FRANKFORT, Ky. (Jan. 24, 2014)– Investigators with the Kentucky Department of Alcoholic Beverage Control (ABC) recently assisted Lexington police detectives with the execution of a search warrant at Dollar Store Plus (Deya Inc.), an ABC-licensed premise located at 680 Lima Drive, Suite 170, Lexington. The warrant was served Jan. 16.

Detectives had made two controlled buys of synthetic cannabinoids from the owner and an employee inside the premises in December 2013, and January 2014.

During the search, more synthetic cannabinoids were found on the premises. The owner of Dollar Store Plus, Ahmad AbdulJaber, was present and consented to a search of his residency in Lexington, where a large quantity of synthetic cannabinoids was discovered. The Dollar Store Plus employee, Hassan Thabata, also consented to a search of his house in Lexington. Another large quantity was recovered from this search.

The total amount of synthetic cannabinoids seized was 2,576 packets of various brands, a total weight of 48.6 lbs., with a street value of $440,890. Detectives cited AbdulJaber and Thabata for Trafficking in Synthetic Cannabinoids. ABC will charge Deya Inc. with the administrative violation of KRS 244.120, or Disorderly Premises. If found guilty, the business would face the suspension or revocation of its license by ABC.

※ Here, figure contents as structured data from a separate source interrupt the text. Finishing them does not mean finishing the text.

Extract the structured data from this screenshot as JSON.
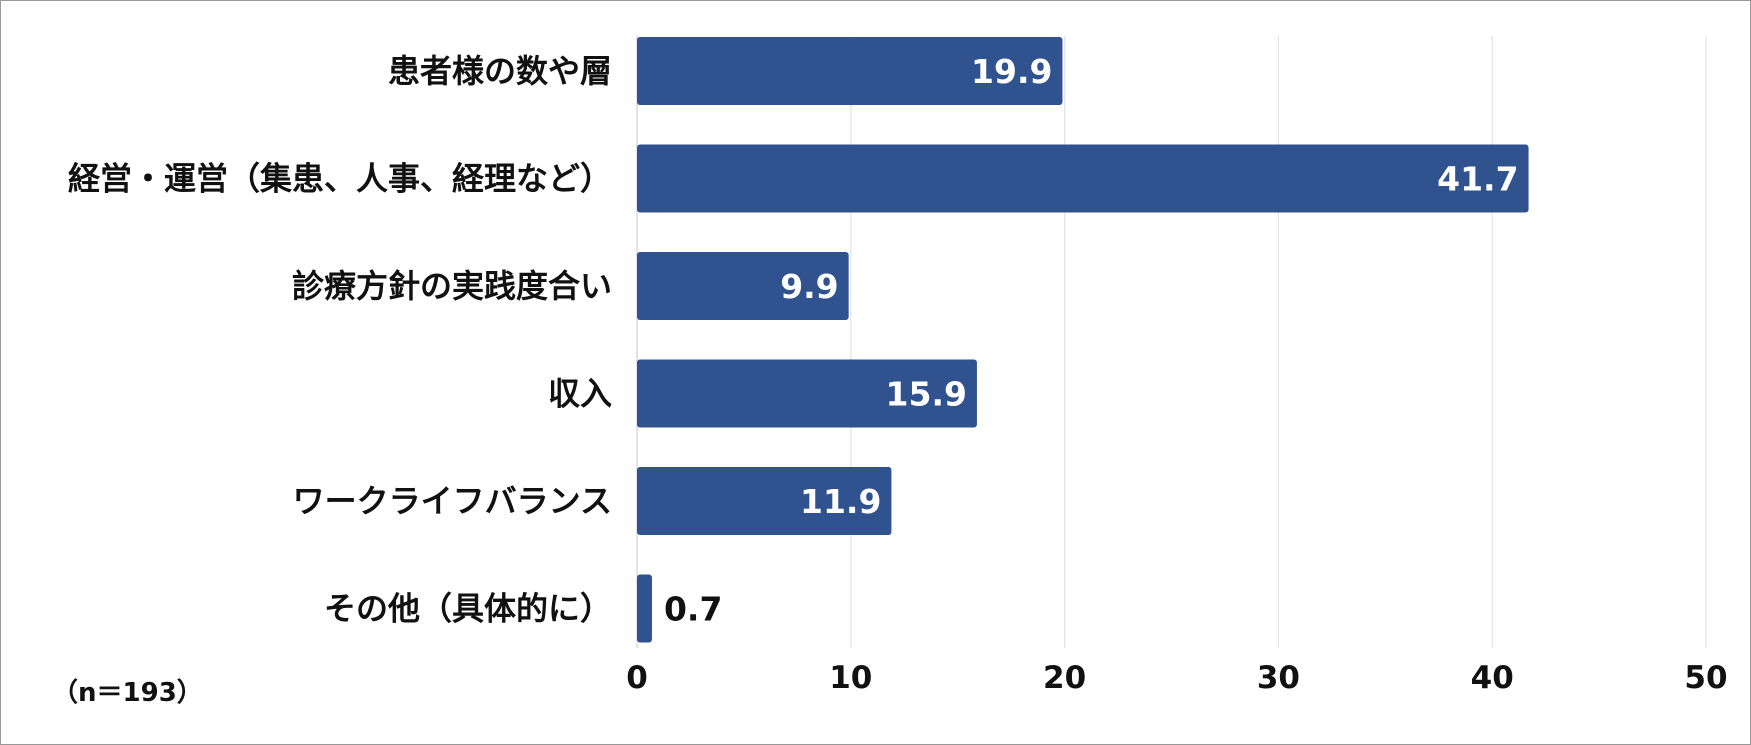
{
  "chart_data": {
    "type": "bar",
    "orientation": "horizontal",
    "categories": [
      "患者様の数や層",
      "経営・運営（集患、人事、経理など）",
      "診療方針の実践度合い",
      "収入",
      "ワークライフバランス",
      "その他（具体的に）"
    ],
    "values": [
      19.9,
      41.7,
      9.9,
      15.9,
      11.9,
      0.7
    ],
    "value_labels": [
      "19.9",
      "41.7",
      "9.9",
      "15.9",
      "11.9",
      "0.7"
    ],
    "xlim": [
      0,
      50
    ],
    "xticks": [
      0,
      10,
      20,
      30,
      40,
      50
    ],
    "grid": true,
    "bar_color": "#30528f",
    "label_color_inside": "#ffffff",
    "label_color_outside": "#111111"
  },
  "note": "（n＝193）"
}
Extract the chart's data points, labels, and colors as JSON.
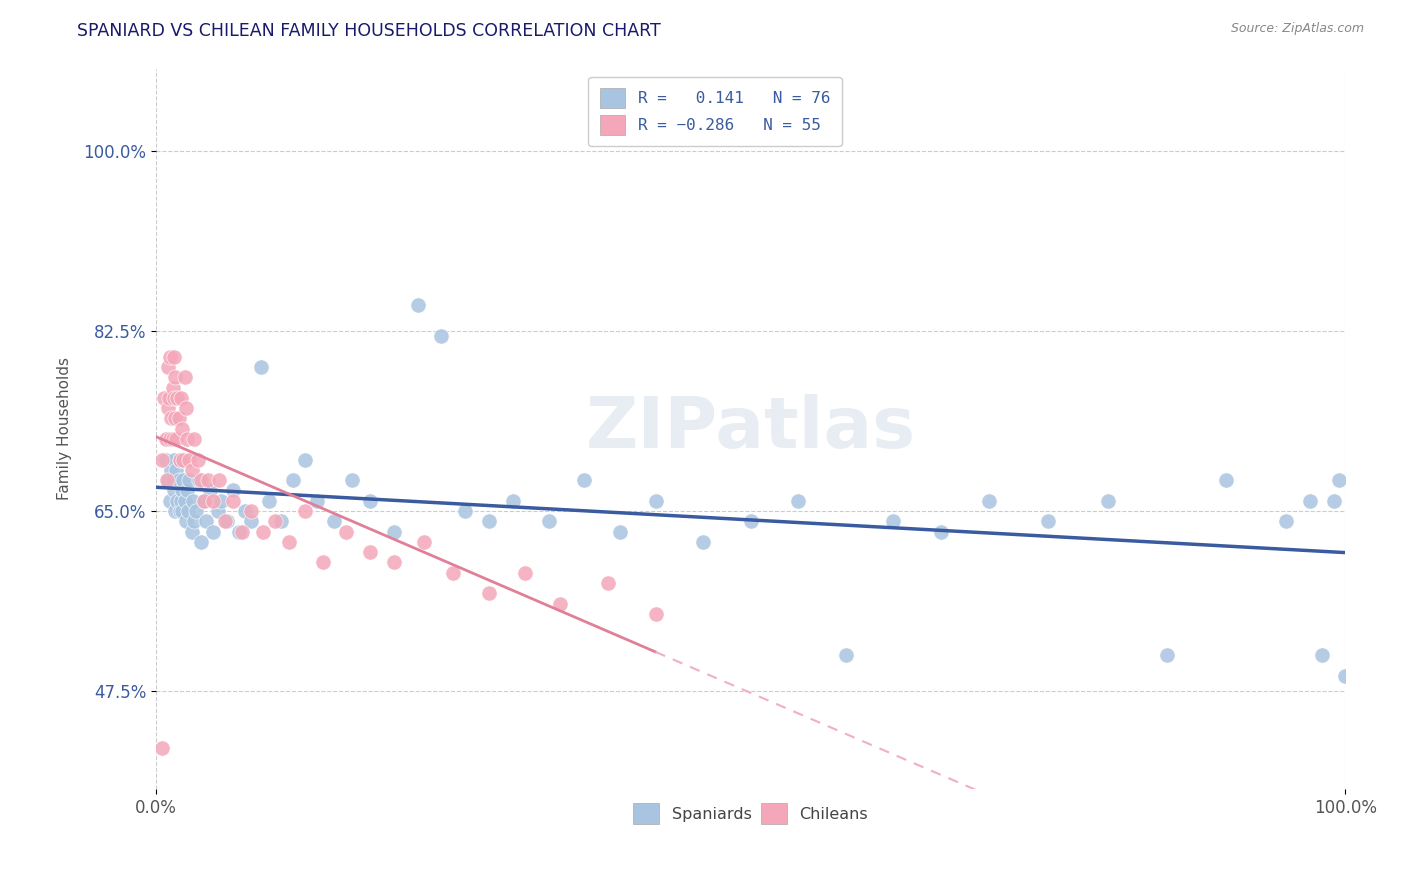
{
  "title": "SPANIARD VS CHILEAN FAMILY HOUSEHOLDS CORRELATION CHART",
  "source_text": "Source: ZipAtlas.com",
  "ylabel": "Family Households",
  "xlim": [
    0.0,
    1.0
  ],
  "ylim": [
    0.38,
    1.08
  ],
  "xticks": [
    0.0,
    1.0
  ],
  "xticklabels": [
    "0.0%",
    "100.0%"
  ],
  "ytick_positions": [
    0.475,
    0.65,
    0.825,
    1.0
  ],
  "ytick_labels": [
    "47.5%",
    "65.0%",
    "82.5%",
    "100.0%"
  ],
  "watermark": "ZIPatlas",
  "spaniard_color": "#a8c4e0",
  "chilean_color": "#f4a7b9",
  "spaniard_line_color": "#3a5ba0",
  "chilean_line_color": "#e08098",
  "chilean_line_dashed_color": "#f0b0c0",
  "grid_color": "#cccccc",
  "background_color": "#ffffff",
  "spaniards_x": [
    0.008,
    0.01,
    0.01,
    0.012,
    0.013,
    0.014,
    0.015,
    0.015,
    0.016,
    0.017,
    0.018,
    0.019,
    0.02,
    0.02,
    0.021,
    0.022,
    0.022,
    0.023,
    0.024,
    0.025,
    0.026,
    0.027,
    0.028,
    0.03,
    0.031,
    0.032,
    0.034,
    0.036,
    0.038,
    0.04,
    0.042,
    0.045,
    0.048,
    0.052,
    0.055,
    0.06,
    0.065,
    0.07,
    0.075,
    0.08,
    0.088,
    0.095,
    0.105,
    0.115,
    0.125,
    0.135,
    0.15,
    0.165,
    0.18,
    0.2,
    0.22,
    0.24,
    0.26,
    0.28,
    0.3,
    0.33,
    0.36,
    0.39,
    0.42,
    0.46,
    0.5,
    0.54,
    0.58,
    0.62,
    0.66,
    0.7,
    0.75,
    0.8,
    0.85,
    0.9,
    0.95,
    0.97,
    0.98,
    0.99,
    0.995,
    1.0
  ],
  "spaniards_y": [
    0.7,
    0.68,
    0.72,
    0.66,
    0.69,
    0.68,
    0.67,
    0.7,
    0.65,
    0.69,
    0.66,
    0.68,
    0.65,
    0.7,
    0.66,
    0.67,
    0.65,
    0.68,
    0.66,
    0.64,
    0.67,
    0.65,
    0.68,
    0.63,
    0.66,
    0.64,
    0.65,
    0.68,
    0.62,
    0.66,
    0.64,
    0.67,
    0.63,
    0.65,
    0.66,
    0.64,
    0.67,
    0.63,
    0.65,
    0.64,
    0.79,
    0.66,
    0.64,
    0.68,
    0.7,
    0.66,
    0.64,
    0.68,
    0.66,
    0.63,
    0.85,
    0.82,
    0.65,
    0.64,
    0.66,
    0.64,
    0.68,
    0.63,
    0.66,
    0.62,
    0.64,
    0.66,
    0.51,
    0.64,
    0.63,
    0.66,
    0.64,
    0.66,
    0.51,
    0.68,
    0.64,
    0.66,
    0.51,
    0.66,
    0.68,
    0.49
  ],
  "chileans_x": [
    0.005,
    0.007,
    0.008,
    0.009,
    0.01,
    0.01,
    0.011,
    0.012,
    0.012,
    0.013,
    0.014,
    0.014,
    0.015,
    0.015,
    0.016,
    0.016,
    0.017,
    0.018,
    0.019,
    0.02,
    0.021,
    0.022,
    0.023,
    0.024,
    0.025,
    0.026,
    0.028,
    0.03,
    0.032,
    0.035,
    0.038,
    0.04,
    0.044,
    0.048,
    0.053,
    0.058,
    0.065,
    0.072,
    0.08,
    0.09,
    0.1,
    0.112,
    0.125,
    0.14,
    0.16,
    0.18,
    0.2,
    0.225,
    0.25,
    0.28,
    0.31,
    0.34,
    0.38,
    0.42,
    0.005
  ],
  "chileans_y": [
    0.7,
    0.76,
    0.72,
    0.68,
    0.75,
    0.79,
    0.76,
    0.72,
    0.8,
    0.74,
    0.77,
    0.72,
    0.76,
    0.8,
    0.74,
    0.78,
    0.72,
    0.76,
    0.74,
    0.7,
    0.76,
    0.73,
    0.7,
    0.78,
    0.75,
    0.72,
    0.7,
    0.69,
    0.72,
    0.7,
    0.68,
    0.66,
    0.68,
    0.66,
    0.68,
    0.64,
    0.66,
    0.63,
    0.65,
    0.63,
    0.64,
    0.62,
    0.65,
    0.6,
    0.63,
    0.61,
    0.6,
    0.62,
    0.59,
    0.57,
    0.59,
    0.56,
    0.58,
    0.55,
    0.42
  ]
}
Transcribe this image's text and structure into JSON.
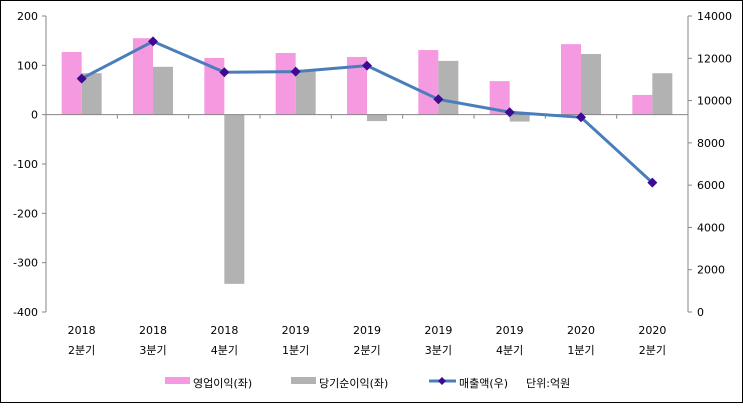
{
  "chart_data": {
    "type": "bar",
    "title": "",
    "categories": [
      [
        "2018",
        "2분기"
      ],
      [
        "2018",
        "3분기"
      ],
      [
        "2018",
        "4분기"
      ],
      [
        "2019",
        "1분기"
      ],
      [
        "2019",
        "2분기"
      ],
      [
        "2019",
        "3분기"
      ],
      [
        "2019",
        "4분기"
      ],
      [
        "2020",
        "1분기"
      ],
      [
        "2020",
        "2분기"
      ]
    ],
    "left_axis": {
      "ylim": [
        -400,
        200
      ],
      "ticks": [
        "200",
        "100",
        "0",
        "-100",
        "-200",
        "-300",
        "-400"
      ],
      "tick_values": [
        200,
        100,
        0,
        -100,
        -200,
        -300,
        -400
      ]
    },
    "right_axis": {
      "ylim": [
        0,
        14000
      ],
      "ticks": [
        "14000",
        "12000",
        "10000",
        "8000",
        "6000",
        "4000",
        "2000",
        "0"
      ],
      "tick_values": [
        14000,
        12000,
        10000,
        8000,
        6000,
        4000,
        2000,
        0
      ]
    },
    "series": [
      {
        "name": "영업이익(좌)",
        "type": "bar",
        "axis": "left",
        "color": "#F59AE0",
        "values": [
          127,
          155,
          115,
          125,
          117,
          131,
          68,
          143,
          40
        ]
      },
      {
        "name": "당기순이익(좌)",
        "type": "bar",
        "axis": "left",
        "color": "#B2B2B2",
        "values": [
          84,
          97,
          -343,
          91,
          -13,
          109,
          -14,
          123,
          84
        ]
      },
      {
        "name": "매출액(우)",
        "type": "line",
        "axis": "right",
        "color": "#4A7EBB",
        "marker_color": "#3D0A91",
        "values": [
          11040,
          12800,
          11340,
          11370,
          11650,
          10060,
          9450,
          9210,
          6120
        ]
      }
    ],
    "unit_note": "단위:억원",
    "legend_placement": "bottom"
  }
}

Synthetic Cannabinoids are listed as a controlled substance under KRS Chapter 218A. The substance imitates marijuana but is known to cause more hallucinogenic effects on the user.

“The use of these substances is very dangerous, and the ability for ABC to work with local law enforcement to help get these cannabinoids off the street is important,” said ABC Commissioner Fredrick Higdon.

Manufacturers of synthetic cannabinoids apply a chemical combination to plant materials and then market them under the guise of incense, often labeled “not for human consumption.”

“Retailers and street level dealers know that this product is being used by the consumers as an alternative to marijuana,” Higdon said. “The individual packets are labeled with names such as ‘Joker,’ ‘Caution’ and ‘Scooby Snax.’ One of the many dangers of synthetic drugs is that the manufacturer can put any sort of harmful chemicals they want in them. A consumer may never know what exactly it is they are inhaling or ingesting.”